As more and more patients are treated for TOS, the referral pattern has begun to change. Typically, patients were evaluated and treated by several other disciplines before being considered for TOS. Now, patients are being referred earlier with a shorter duration of symptoms, which improves their chance of a successful surgical treatment. A rise of presentation in adolescents has also been observed. Case reports have emphasized that these younger patients have more prevalent unusual anatomy such as cervical ribs or abnormal tendon insertions. Many adolescents will describe repetitive and vigorous activity such as competitive sports or instrumental performance. Noteworthy, adolescents also seem to present more frequently with venous or arterial TOS than adults [17]. FRRS has been safely and successfully performed in this population with a rapid return to their busy lives.

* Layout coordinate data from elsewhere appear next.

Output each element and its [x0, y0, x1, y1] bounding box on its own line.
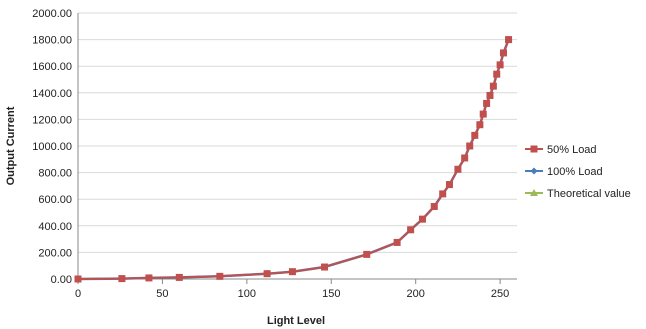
legend-marker-100-load: [530, 167, 538, 175]
x-tick-labels: 0 50 100 150 200 250: [75, 288, 509, 300]
y-axis-title: Output Current: [5, 106, 17, 185]
legend: 50% Load 100% Load Theoretical value: [525, 144, 631, 200]
y-tick-label-1000: 1000.00: [32, 141, 72, 153]
series-theoretical-value: [77, 39, 510, 280]
legend-item-theoretical-value: Theoretical value: [525, 188, 631, 200]
y-tick-label-1600: 1600.00: [32, 61, 72, 73]
y-tick-labels: 0.00 200.00 400.00 600.00 800.00 1000.00 1200.…: [32, 8, 72, 286]
grid-lines: [78, 12, 517, 253]
x-tick-label-150: 150: [322, 288, 340, 300]
data-point-50-load: [288, 268, 296, 276]
data-point-50-load: [476, 121, 484, 129]
data-point-50-load: [454, 165, 462, 173]
y-tick-label-1800: 1800.00: [32, 35, 72, 47]
legend-label-50-load: 50% Load: [547, 144, 597, 156]
data-point-50-load: [466, 142, 474, 150]
legend-label-theoretical-value: Theoretical value: [547, 188, 631, 200]
y-tick-label-400: 400.00: [38, 221, 72, 233]
data-point-50-load: [496, 61, 504, 69]
legend-label-100-load: 100% Load: [547, 166, 603, 178]
y-tick-label-200: 200.00: [38, 247, 72, 259]
data-point-50-load: [483, 99, 491, 107]
data-point-50-load: [505, 36, 513, 44]
data-point-50-load: [445, 181, 453, 189]
series-50-load: [74, 36, 513, 283]
y-tick-label-800: 800.00: [38, 168, 72, 180]
data-point-50-load: [479, 110, 487, 118]
legend-marker-50-load: [530, 145, 538, 153]
legend-item-50-load: 50% Load: [525, 144, 597, 156]
legend-marker-theoretical-value: [530, 189, 538, 196]
y-tick-label-1200: 1200.00: [32, 114, 72, 126]
data-point-50-load: [175, 273, 183, 281]
data-point-50-load: [74, 275, 82, 283]
data-point-50-load: [430, 203, 438, 211]
data-point-50-load: [461, 154, 469, 162]
data-point-50-load: [499, 49, 507, 57]
data-point-50-load: [493, 70, 501, 78]
x-tick-label-200: 200: [407, 288, 425, 300]
series-group: [74, 36, 513, 283]
y-tick-label-600: 600.00: [38, 194, 72, 206]
data-point-50-load: [216, 272, 224, 280]
axes: [77, 13, 517, 284]
data-point-50-load: [363, 250, 371, 258]
data-point-50-load: [489, 82, 497, 90]
x-axis-title: Light Level: [267, 315, 325, 327]
series-line-100-load: [77, 39, 510, 281]
y-tick-label-0: 0.00: [51, 274, 72, 286]
x-tick-label-250: 250: [491, 288, 509, 300]
legend-item-100-load: 100% Load: [525, 166, 603, 178]
data-point-50-load: [486, 91, 494, 99]
series-100-load: [74, 36, 513, 283]
data-point-50-load: [263, 270, 271, 278]
y-tick-label-2000: 2000.00: [32, 8, 72, 20]
x-tick-label-100: 100: [238, 288, 256, 300]
data-point-50-load: [118, 275, 126, 283]
data-point-50-load: [471, 131, 479, 139]
data-point-50-load: [439, 190, 447, 198]
x-tick-label-50: 50: [156, 288, 168, 300]
series-line-50-load: [77, 39, 510, 280]
data-point-50-load: [407, 226, 415, 234]
data-point-50-load: [393, 238, 401, 246]
data-point-50-load: [321, 263, 329, 271]
x-tick-label-0: 0: [75, 288, 81, 300]
y-tick-label-1400: 1400.00: [32, 88, 72, 100]
data-point-50-load: [145, 274, 153, 282]
series-line-theoretical-value: [77, 39, 510, 280]
data-point-50-load: [418, 215, 426, 223]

Modern experience indicates that a multidisciplinary comprehensive approach to TOS improves outcomes. Centers of TOS excellence have been established throughout the country which provide a well-organized and uniformed process for these patients [18]. Dedicated nurses, physician assistants, physical therapists, medical physicians, surgeons, neurologists, and pain management anesthesiologists who understand TOS can efficiently diagnose patients, create focused management algorithms, and deliver specialized postoperative attention.

9. Future Research

Although TOS has come a long way in the last half century, there are many avenues left to explore. Diagnosis still remains the most debated aspect of neurogenic TOS. Despite multiple maneuvers and even the lidocaine scalene block, the test results rely on patient symptomatology alone. Continued research would be beneficial to find a more objective analysis. Some have suggested using MRI or CTAs preoperatively to compare TOS patients with control patients to further assist in diagnosis. Secondly, in the case of aTOS, it is unclear if prosthetic or autologous tissue is better for reconstruction. Patency rates and need for reoperations are important aspects as in any vascular reconstruction. As arterial TOS is the rarest form, a study to resolve this issue would require multiple centers. Finally, we have adopted the protocol of performing venography two weeks after first rib resection and scalenectomy. There may still be some amount of postoperative inflammation at this interval, so the timing of these venograms should be investigated.

10. Conclusion

Today, we can begin to understand thoracic outlet syndrome. The embryology and pathophysiology make sense. We appreciate that there are three types of thoracic outlet syndrome. Each type has a different patient presentation; yet all three can be successfully treated with FRRS. The controversy of whether thoracic outlet syndrome exists is slowly being put to rest.

Conflict of Interests

The authors declare that there is no conflict of interests regarding the publication of this paper.